Not only are they unable to enforce the law, they are being reprimanded, and even threatened with the loss of their jobs/pension if they dare arrest an illegal alien. How can they "exercise discretion" if illegal aliens are now off-limits? Moreover, without having the authority to arrest and investigate, how can ICE agents know if an illegal alien is a violent criminal, an immigration absconder, or one of the so-called "otherwise law-abiding?" The answer is, of course, they can't.
It sounds like at a fundamental level we're talking about execution of duties, and that the boots on the ground should be given some leeway and discretion (although not absolute) how to do their job. At least that is the issue that creates my disagreement with what POTUS is doing.

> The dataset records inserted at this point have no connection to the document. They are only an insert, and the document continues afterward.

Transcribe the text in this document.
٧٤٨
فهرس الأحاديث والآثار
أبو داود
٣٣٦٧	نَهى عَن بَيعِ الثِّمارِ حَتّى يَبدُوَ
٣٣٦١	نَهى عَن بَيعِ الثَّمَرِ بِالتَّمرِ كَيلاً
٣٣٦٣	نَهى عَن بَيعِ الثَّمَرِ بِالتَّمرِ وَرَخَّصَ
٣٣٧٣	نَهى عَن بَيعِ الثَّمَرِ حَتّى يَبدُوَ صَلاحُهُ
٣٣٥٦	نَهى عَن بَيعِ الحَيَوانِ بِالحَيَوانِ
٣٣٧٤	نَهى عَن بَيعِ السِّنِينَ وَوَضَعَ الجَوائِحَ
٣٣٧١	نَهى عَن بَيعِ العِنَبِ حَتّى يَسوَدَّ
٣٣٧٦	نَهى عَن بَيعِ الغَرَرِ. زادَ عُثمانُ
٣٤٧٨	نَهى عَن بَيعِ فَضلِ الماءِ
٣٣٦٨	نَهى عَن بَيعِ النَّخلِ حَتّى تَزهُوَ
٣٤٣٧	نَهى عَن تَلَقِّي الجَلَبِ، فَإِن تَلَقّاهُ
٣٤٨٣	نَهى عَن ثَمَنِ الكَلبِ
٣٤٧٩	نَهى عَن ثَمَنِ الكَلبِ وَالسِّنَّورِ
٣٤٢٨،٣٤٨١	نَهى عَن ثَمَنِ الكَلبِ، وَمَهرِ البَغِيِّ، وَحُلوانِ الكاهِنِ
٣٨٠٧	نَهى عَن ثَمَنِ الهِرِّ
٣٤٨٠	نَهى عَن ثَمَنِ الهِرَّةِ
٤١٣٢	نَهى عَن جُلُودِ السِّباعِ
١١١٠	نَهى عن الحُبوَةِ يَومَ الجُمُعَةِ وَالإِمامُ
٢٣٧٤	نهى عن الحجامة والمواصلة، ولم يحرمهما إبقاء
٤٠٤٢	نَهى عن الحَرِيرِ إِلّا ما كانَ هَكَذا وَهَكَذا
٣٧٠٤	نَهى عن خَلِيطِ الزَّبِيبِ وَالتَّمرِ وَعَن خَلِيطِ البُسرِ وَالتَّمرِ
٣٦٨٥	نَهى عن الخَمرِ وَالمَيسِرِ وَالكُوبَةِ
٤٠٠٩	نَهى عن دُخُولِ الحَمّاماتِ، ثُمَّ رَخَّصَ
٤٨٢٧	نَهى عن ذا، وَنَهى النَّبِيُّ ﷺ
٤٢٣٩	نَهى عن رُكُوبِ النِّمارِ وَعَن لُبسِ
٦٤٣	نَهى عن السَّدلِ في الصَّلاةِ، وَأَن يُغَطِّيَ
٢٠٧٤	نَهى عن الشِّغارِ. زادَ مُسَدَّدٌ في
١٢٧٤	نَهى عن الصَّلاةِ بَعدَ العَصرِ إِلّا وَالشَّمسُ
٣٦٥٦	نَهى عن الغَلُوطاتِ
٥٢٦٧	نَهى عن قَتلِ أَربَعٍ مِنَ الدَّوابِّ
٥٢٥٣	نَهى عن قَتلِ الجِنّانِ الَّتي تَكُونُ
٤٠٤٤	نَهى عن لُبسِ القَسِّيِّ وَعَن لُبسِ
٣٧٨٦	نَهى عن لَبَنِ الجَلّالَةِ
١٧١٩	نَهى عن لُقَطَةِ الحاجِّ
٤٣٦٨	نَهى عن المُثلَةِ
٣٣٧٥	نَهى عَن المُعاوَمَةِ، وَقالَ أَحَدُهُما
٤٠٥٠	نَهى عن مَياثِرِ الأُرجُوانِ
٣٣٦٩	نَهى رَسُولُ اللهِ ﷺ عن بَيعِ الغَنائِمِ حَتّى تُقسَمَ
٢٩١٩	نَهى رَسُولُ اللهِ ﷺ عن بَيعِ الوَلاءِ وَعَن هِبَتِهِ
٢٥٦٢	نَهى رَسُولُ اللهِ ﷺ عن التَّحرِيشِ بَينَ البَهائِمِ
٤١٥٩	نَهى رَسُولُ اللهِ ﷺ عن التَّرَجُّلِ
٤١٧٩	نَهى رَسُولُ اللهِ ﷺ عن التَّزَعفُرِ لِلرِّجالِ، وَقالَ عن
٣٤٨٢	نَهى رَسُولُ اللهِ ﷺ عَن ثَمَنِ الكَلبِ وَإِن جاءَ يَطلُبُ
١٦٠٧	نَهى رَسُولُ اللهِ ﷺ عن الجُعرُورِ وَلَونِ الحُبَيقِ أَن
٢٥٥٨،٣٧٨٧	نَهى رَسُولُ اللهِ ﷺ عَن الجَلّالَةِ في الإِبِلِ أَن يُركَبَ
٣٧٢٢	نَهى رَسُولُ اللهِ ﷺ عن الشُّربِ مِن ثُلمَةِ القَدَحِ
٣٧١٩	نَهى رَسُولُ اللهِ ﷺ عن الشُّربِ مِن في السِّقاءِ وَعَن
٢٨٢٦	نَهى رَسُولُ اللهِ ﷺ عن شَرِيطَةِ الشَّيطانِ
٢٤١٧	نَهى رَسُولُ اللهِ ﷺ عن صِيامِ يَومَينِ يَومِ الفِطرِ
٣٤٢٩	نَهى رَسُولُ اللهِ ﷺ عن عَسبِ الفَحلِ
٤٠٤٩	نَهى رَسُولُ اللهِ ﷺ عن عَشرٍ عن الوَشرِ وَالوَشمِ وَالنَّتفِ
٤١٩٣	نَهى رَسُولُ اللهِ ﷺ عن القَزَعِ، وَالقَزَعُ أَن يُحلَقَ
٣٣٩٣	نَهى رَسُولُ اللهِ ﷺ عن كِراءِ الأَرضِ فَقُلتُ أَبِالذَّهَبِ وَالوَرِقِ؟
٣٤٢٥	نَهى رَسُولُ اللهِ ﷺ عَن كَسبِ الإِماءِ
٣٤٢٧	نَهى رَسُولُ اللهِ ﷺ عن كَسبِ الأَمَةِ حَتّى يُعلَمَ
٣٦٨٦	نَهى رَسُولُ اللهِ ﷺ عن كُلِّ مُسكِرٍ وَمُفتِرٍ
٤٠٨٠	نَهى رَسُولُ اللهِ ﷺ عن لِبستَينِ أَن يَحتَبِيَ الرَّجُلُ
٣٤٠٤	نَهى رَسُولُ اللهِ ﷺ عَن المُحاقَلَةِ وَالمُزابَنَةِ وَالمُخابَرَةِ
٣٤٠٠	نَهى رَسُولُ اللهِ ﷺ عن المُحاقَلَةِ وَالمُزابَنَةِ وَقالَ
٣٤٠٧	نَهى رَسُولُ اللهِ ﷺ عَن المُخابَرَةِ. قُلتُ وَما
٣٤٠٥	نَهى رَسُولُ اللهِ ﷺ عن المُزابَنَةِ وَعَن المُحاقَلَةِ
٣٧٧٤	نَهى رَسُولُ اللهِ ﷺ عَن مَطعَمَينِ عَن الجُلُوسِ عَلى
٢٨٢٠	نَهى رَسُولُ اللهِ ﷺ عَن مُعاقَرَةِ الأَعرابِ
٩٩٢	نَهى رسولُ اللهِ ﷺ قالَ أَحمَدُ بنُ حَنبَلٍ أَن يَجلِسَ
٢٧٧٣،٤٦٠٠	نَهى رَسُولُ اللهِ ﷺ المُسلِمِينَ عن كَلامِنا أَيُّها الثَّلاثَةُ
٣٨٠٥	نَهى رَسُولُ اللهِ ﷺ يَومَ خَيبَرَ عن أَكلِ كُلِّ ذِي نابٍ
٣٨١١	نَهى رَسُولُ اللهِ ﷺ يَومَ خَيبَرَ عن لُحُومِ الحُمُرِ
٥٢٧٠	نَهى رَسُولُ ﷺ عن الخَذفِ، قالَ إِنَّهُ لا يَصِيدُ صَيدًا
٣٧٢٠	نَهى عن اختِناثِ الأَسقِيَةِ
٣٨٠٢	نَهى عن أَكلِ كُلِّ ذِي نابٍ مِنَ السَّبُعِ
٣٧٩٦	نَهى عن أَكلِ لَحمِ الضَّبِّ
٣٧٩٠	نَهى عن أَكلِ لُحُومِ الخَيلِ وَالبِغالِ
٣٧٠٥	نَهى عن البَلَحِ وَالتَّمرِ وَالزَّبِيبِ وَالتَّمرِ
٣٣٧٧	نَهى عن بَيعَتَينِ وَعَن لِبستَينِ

I could withdraw the traffic question and substitute any informant or state's witness who could be prosecuted for any crime, even a felony, and a prosecutor decides it's worth it for a suspect's testimony to maximize prospects for a conviction on case 1 to erase the felony charge (or misdemeanor, or whatever) on case 2. How far does discretion of law enforcement and prosecutors go? How far should it go? I think the extremes on both ends most of us can agree on, that there are limits.

I agree they should not be prohibited from enforcing any law. But I also am willing to listen to the consequences my position would have on real life. Take my argument to the extreme, and all those ludicrous laws we see about wearing flip flops on a full moon could be enforced too. If there are examples of previous administrations doing something similar, I want to know to evaluate those examples' importance to my conclusion. I believe that before new laws are passed current laws should be enforced. And if you do not want a law enforced, withdraw it. But the country does not listen to me, lol... Maybe because it's too big for that. Maybe we're too big for a unified republic of 350 mill +, I don't think any free society (democratic republic, not the USSR) has become this populous, this vast geographically. It's become unwieldy. But, that's a digression for another day (big surprise, I know, lol).